Carolyn: If this proposal were accepted, would it be realistic that patients could pay for their own osseointegrated systems? How much does an osseointegrated device cost, including surgery?
Tony: An osseointegrated device, including surgery, is approximately $20,000, a figure that most people cannot afford. If CMS’ proposal were accepted, it would significantly limit access to this modality for people who need it.
It would not save CMS a significant amount of money to limit access to these systems for Medicare recipients. Osseointegrated implants have been available since the mid-90s in the United States, yet there are only about 6,500 Medicare recipients who currently have them.
Carolyn: So if Medicare no longer covered these systems, it would not be a significant cost savings for CMS, but it would be a significant cost barrier for patients who need the systems to hear.
Tony: Yes. And because of the trickle down effect to private insurance, it could limit access to osseointegrated implants for almost everyone.
Carolyn: Tony, you mentioned that osseointegrated systems have been available in the U.S. since the mid-1990s. I know there is a very large evidence base of their efficacy and benefits.

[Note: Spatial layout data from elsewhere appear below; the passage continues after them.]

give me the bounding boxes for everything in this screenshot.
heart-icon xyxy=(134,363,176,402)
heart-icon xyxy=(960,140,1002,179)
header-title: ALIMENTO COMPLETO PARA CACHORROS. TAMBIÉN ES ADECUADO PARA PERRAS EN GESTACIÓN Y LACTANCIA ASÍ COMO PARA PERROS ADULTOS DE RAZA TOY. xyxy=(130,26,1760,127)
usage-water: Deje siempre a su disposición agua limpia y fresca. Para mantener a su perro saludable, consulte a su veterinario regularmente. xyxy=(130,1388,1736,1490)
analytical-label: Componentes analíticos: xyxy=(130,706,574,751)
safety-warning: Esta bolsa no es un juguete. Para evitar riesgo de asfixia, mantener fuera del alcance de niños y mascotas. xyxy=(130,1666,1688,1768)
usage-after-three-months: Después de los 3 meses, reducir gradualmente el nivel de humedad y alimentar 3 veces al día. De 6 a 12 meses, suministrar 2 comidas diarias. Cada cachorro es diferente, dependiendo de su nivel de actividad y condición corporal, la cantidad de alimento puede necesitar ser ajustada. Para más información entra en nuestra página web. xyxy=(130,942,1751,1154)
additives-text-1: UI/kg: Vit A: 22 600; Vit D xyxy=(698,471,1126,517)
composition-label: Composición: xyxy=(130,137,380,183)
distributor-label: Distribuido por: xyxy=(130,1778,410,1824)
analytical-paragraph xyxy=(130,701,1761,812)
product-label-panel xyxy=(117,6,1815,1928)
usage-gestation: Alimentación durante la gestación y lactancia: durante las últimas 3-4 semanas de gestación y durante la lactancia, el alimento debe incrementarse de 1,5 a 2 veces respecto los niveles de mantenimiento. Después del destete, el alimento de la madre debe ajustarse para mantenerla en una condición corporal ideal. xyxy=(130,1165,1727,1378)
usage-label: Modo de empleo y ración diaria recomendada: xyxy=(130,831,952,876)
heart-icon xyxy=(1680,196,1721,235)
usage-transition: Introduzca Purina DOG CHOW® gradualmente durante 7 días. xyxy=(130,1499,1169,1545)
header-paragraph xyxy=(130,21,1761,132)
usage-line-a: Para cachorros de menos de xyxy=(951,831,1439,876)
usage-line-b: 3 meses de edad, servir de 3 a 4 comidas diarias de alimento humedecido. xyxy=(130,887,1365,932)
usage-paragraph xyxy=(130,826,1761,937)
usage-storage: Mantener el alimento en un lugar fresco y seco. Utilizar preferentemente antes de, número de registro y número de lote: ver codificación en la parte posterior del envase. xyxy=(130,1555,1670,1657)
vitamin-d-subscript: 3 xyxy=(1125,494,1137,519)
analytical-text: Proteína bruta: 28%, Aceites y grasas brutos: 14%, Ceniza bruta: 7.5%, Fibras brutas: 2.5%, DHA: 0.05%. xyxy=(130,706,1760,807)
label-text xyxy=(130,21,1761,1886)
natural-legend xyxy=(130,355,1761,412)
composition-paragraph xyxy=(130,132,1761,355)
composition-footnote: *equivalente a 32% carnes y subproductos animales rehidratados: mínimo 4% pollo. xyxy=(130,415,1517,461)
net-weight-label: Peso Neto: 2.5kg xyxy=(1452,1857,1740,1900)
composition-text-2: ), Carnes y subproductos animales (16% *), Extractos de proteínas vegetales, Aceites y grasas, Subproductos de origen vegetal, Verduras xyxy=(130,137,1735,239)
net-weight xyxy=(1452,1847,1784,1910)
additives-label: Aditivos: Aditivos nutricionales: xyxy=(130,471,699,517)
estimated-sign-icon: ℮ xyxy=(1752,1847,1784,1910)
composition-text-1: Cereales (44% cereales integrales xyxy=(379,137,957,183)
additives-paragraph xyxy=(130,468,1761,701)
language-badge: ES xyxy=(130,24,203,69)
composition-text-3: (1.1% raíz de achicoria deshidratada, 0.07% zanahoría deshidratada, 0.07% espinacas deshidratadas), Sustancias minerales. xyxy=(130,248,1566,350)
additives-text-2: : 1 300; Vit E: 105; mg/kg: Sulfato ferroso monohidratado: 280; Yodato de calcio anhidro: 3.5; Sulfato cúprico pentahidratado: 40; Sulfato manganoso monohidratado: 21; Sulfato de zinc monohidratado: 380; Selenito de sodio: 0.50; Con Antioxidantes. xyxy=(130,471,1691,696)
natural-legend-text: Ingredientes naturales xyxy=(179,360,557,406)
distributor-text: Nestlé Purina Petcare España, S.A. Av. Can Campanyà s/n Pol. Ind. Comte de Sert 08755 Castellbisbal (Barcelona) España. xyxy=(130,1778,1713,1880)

Tony: That is correct. The first patient was implanted with an osseointegrated system in the late 1970s in Sweden, so it is almost 40 years that these systems have been available globally. More than 100,000 people have been implanted worldwide. The U.S. FDA approved osseointegrated systems in August 1996. There are more than 300 published clinical papers regarding the efficacy of osseointegrated systems. If the new proposal were accepted, the United States would be one of very few industrialized nations not to cover this life-changing technology.
We’re asking professionals, current and prospective users and their loved ones, and patient advocates to voice their dissatisfaction with the proposed rule so these systems can continue to be covered by Medicare. Here is the link to leave comments to CMS – the comment period is closing on September 2nd: http://www.regulations.gov/#!submitComment;D=CMS-2014-0092-0002
In addition, people seeking more information can visit www.HelpNowHearAlways.com.
Carolyn: I left a comment today and it only took about 2 minutes – I urge everyone reading this to do the same. Thanks for your time and we’re hoping for a positive resolution to this issue.